Dalgety Bay beach has more radioactive particles on it than any other site in Scotland.
The Scottish Environment Protection Agency (Sepa) said it had reviewed similar areas in the wake of the problems discovered in Fife.
While officials discovered radiation in some places, there was nothing of the magnitude found at Dalgety Bay.
Radioactive particles were first found at the shore near Dalgety Bay sailing club more than 30 years ago.
The hazardous substance was used in paint to make aircraft dials luminous.
The residue from nearby HMS Donibristle was burned and buried on the beach sometime before 1959.
And after years of wrangling, the Ministry of Defence was named as the polluter in 2013.
Other sites affected
Now, as $10.5 million of work to clear the radiation is finally under way, Sepa confirmed it had also carried out studies at other sites in Scotland where radium was used.
Dr Paul Dale, Sepa’s radioactive substance manager, said: “The activities undertaken at Dalgety Bay and the sites near HMS Donibristle could have occurred at other sites.
“What we’ve done since understanding the magnitude of the issue at Dalgety Bay is undertake a review of similar sites around Scotland where industries used radium at that time.
“We have investigated a number of sites and fortunately for those other communities, those sites haven’t indicated anything like the magnitude of the problem at Dalgety Bay.”
Dr Dale said that while radium exists elsewhere, it does not pose the same risks as that posed on the Fife beach, which has been closed to the public since 2011.
“As long as nobody comes in contact with that and there’s no pathway through the sites, there’s no risk,” he said.
Sepa has not published a list of the affected sites for fear of causing “undue public concern”.
Work to clear beach ongoing
Meanwhile, the work at Dalgety Bay is continuing and is on course to be complete by next year.
“There are no issues with being able to remove all restrictions once that’s complete,” Dr Dale said.

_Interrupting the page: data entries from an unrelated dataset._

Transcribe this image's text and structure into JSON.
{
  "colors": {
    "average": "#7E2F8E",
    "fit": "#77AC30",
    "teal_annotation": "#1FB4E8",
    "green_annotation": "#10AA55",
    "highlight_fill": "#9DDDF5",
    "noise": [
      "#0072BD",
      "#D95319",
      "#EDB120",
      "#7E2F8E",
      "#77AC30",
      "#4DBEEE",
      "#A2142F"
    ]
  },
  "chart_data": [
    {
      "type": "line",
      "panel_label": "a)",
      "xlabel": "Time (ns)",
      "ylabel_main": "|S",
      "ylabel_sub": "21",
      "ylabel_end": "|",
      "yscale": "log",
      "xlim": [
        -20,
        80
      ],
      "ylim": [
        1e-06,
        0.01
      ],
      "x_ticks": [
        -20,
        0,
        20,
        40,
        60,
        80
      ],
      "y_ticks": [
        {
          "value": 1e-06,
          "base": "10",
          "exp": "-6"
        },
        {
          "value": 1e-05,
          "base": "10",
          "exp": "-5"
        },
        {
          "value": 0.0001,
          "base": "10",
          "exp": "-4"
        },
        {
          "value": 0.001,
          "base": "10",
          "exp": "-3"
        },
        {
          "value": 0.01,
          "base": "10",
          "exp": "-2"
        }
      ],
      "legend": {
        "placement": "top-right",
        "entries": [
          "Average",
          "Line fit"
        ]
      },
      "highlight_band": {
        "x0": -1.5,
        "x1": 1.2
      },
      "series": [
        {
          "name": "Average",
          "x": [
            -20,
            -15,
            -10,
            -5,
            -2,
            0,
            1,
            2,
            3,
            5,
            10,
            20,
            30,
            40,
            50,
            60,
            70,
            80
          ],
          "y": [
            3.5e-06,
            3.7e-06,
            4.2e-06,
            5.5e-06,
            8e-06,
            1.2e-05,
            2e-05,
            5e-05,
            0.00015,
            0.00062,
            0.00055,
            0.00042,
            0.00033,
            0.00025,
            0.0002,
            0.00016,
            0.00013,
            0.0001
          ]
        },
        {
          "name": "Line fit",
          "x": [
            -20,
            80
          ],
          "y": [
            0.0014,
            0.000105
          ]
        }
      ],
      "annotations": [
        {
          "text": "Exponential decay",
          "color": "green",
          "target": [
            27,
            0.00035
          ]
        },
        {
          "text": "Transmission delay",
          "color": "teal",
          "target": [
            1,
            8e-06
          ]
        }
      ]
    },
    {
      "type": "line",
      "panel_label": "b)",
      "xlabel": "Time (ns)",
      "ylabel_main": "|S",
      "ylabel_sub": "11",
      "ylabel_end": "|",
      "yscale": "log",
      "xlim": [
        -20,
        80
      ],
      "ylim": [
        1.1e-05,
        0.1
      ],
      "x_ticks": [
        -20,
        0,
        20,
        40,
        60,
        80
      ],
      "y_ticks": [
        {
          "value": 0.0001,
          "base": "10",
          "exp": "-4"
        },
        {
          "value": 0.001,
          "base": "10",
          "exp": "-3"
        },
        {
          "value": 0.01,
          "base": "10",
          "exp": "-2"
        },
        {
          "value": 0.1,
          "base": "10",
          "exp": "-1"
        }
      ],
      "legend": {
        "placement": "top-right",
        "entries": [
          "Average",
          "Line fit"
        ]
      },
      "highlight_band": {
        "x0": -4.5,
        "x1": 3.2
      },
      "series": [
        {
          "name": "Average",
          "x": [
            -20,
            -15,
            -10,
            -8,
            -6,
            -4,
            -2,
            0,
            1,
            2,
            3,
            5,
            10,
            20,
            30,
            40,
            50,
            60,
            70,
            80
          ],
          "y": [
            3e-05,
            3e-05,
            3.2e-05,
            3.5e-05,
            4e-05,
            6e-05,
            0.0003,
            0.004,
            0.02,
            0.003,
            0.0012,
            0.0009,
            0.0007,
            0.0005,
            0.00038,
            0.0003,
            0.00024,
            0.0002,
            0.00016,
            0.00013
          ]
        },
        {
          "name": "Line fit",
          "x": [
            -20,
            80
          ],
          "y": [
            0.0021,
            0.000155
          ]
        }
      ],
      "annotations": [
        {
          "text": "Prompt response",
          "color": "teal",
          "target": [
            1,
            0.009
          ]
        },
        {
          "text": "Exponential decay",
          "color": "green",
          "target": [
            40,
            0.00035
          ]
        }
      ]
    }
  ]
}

Contractors began last month and will initially be on site until October.
There will then be a six-month break until April to allow protection for wintering birds.
Specialist officers from Sepa are on site every day to ensure public health is protected.
Dr Dale said previously: “Communities around Dalgety Bay have for many years lived with the environmental legacy of Second World War radium contamination on the shore.
“Sepa has been clear in our requirements that remediation will be done once, and it will be done right – providing a permanent and positive resolution.”
Sepa will continue to monitor the area even once the work is finished.